After 25 years with the organization, Linda Yule is set to retire as executive director of the United Way North Okanagan Columbia Shuswap. (Roger Knox - Morning Star)

United Way executive director from Vernon heads into retirement

Linda Yule saying goodbye after 25 years with North Okanagan Columbia Shuswap organization

One in three people are helped out by the United Way North Okanagan Columbia Shuswap,

Linda Yule didn’t realize she was one until the night she was stuffing envelopes with fellow volunteers Monica Martens and Jacqui Jakeman.

Yule, who retires March 29 as executive director of UWNOCS, had been at a midlife fork in the road when her husband passed away suddenly. As she was taking a break “figuring out what to be when she grew up,” a friend talked Yule into volunteering for United Way.

“Jacqui and Monica, we were stuffing envelopes talking about how one in three people are touched by United Way, and then I realized it had been me that was one,” said Yule. “Hospice was one of our agencies and they helped me get through when my husband died. So I’ve seen it. I’ve seen the help and how United Way touches people.”

A former office worker for an architect firm for 10 years, and working for construction and engineering companies before that, Yule started with United Way as a volunteer doing presentations in 1994, because then-executive director Ken Buchanan was not a fan of public speaking.

Yule parlayed that into contract work with the organization and then, after Jan Hoggarth, who replaced Buchanan, retired, the United Way’s board offered Yule the chance “to have an extra day of the week to be executive director.”

And she never looked back.

“Some days, it feels like I’ve been here forever, some days it feels like 25 years went by and I don’t know where the time went,” said Yule, who confessed she didn’t really know anything about United Way when she joined.

RELATED: Vernon United Way community giving update

United Way North Okanagan Columbia Shuswap has been helping the region since 1961 partnering with many community agencies “to improve lives and build community by engaging individuals and mobilizing collective action,” focusing on three areas:

* From poverty to possibility;

* All that kids can be;

* Strong communities.

“Once you meet the community partners that are delivering the services, and once you realize United Way is out there raising awareness and funds for them, and it’s something they can count on, I began to get it,” said Yule. “I can see how important it was to these groups, to the community to be able to have a good solid presence and facilitate other things within the community.”

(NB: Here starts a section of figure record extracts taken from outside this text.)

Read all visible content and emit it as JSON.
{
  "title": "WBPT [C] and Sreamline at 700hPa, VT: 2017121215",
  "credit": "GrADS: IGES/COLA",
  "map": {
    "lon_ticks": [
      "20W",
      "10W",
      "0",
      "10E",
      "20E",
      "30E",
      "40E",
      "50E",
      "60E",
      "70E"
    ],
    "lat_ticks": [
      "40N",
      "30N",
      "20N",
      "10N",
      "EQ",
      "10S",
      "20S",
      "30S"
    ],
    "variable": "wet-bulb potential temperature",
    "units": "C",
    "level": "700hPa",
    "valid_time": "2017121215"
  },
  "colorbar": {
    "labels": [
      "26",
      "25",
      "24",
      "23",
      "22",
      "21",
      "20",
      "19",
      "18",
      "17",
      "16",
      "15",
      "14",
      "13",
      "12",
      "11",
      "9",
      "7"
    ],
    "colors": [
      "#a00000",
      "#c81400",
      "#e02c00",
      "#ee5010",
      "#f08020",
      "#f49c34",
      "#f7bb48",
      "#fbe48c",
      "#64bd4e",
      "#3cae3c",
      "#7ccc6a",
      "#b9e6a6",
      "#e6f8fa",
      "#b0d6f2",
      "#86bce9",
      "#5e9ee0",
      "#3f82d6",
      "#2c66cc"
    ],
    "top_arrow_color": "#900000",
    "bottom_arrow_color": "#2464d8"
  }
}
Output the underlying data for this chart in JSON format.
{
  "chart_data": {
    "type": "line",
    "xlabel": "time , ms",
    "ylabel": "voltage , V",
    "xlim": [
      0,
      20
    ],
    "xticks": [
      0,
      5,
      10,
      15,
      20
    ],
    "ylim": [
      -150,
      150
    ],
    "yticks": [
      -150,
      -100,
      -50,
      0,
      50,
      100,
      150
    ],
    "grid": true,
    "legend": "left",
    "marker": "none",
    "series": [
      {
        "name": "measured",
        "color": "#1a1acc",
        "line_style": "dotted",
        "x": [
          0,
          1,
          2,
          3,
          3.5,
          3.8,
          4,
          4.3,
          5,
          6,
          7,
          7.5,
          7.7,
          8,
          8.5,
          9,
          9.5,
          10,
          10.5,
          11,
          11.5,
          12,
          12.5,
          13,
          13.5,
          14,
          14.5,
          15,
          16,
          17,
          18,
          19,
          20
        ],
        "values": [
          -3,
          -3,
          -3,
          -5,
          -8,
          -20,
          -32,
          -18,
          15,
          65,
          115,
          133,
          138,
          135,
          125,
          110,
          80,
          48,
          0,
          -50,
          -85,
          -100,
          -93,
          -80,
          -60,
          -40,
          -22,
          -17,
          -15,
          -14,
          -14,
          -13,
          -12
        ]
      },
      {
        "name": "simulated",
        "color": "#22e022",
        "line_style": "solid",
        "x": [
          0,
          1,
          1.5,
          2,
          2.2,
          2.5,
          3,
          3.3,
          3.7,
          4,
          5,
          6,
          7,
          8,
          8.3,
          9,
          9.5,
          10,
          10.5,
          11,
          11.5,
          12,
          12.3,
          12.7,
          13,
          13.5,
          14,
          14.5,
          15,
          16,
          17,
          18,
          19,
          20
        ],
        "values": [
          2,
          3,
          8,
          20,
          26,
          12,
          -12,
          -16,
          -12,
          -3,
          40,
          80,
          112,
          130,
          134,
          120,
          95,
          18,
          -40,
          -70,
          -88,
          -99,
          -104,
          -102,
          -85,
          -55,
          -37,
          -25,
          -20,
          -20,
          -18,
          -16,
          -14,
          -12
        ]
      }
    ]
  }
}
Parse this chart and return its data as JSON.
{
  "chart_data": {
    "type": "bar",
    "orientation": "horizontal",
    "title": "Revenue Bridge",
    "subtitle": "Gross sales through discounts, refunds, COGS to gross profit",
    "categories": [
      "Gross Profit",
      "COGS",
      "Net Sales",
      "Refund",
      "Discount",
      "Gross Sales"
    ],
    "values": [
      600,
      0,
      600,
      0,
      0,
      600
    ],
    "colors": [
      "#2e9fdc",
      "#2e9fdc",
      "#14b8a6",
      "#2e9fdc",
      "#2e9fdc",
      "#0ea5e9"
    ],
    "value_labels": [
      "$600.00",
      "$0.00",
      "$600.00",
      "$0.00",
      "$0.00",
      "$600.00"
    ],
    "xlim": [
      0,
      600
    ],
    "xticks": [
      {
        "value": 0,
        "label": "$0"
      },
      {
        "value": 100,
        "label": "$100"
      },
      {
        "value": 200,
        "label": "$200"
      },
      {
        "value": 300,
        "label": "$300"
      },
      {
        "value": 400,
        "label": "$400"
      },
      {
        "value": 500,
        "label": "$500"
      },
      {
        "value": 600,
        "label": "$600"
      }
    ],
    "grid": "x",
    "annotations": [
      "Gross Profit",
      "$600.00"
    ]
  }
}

The area this United Way branch services, from Golden to Sorrento, Falkland to Nakusp, is three times the size of the Central Okanagan branch but with half the population.

Asked if one partner agency stood out over the years, Yule shook her head.

“They’re all amazing,” said Yule. “They believe passionately in what they do. They care so much about people that need their services, they go to bat for them. From pre-natal nutrition to seniors and everything in between.”

Yule has helped launch United Way fundraising events such as Winemakers’ Dinner or Raising Spirits to help boost the coffers of the organization, but there’s one event that does bring a smile quickly to her face. The annual Drive Thru Breakfast every fall at the Prestige Vernon Lodge. That event alone has raised thousands of dollars where people donate for a bag of breakfast and goodies.

“It’s the one event every year that people ask ‘when is it? I don’t want to miss it.’” laughed Yule (Thursday, Oct, 3, 6 a.m., Prestige Vernon Lodge for 2019).

RELATED: United Way North Okanagan Columbia Shuswap breakfast bags big bucks

The event was started by the founder of the Funtastic Slo-pitch Tournament, John Topping, then a United Way volunteer, who borrowed an idea from Kelowna. The first Drive Thru Breakfast was at the old Vernon Credit Union (now VantageOne on 33rd Avenue), featuring coffee and a muffin.

But what makes the Drive Thru Breakfast and all of the other United Way events successful is the volunteer help.

“You can’t do events without help, without a huge volunteer base,” said Yule. “All of our community partners provide volunteers. We have people in the community, people on the board of directors, people who review applications so local decisions are made locally by people who know the community. They interview each agency and find out what they’re doing, then they never look at the community the same way again.”

Yule will be replaced by Tracy Anderson, and United Way has moved into a new office in the Interior Savings Credit Union building on 43rd Avenue, donated by the financial institution.

“I’m thrilled Tracy will be my successor,” said Yule. “She’s located here, she’s serving here, she’ll be out and about more. I’m really happy.”

Asked what she plans to do upon retirement, Yule said simply, “just breathe.”

“I have loved everything here,” she said. “United Way makes a huge difference.”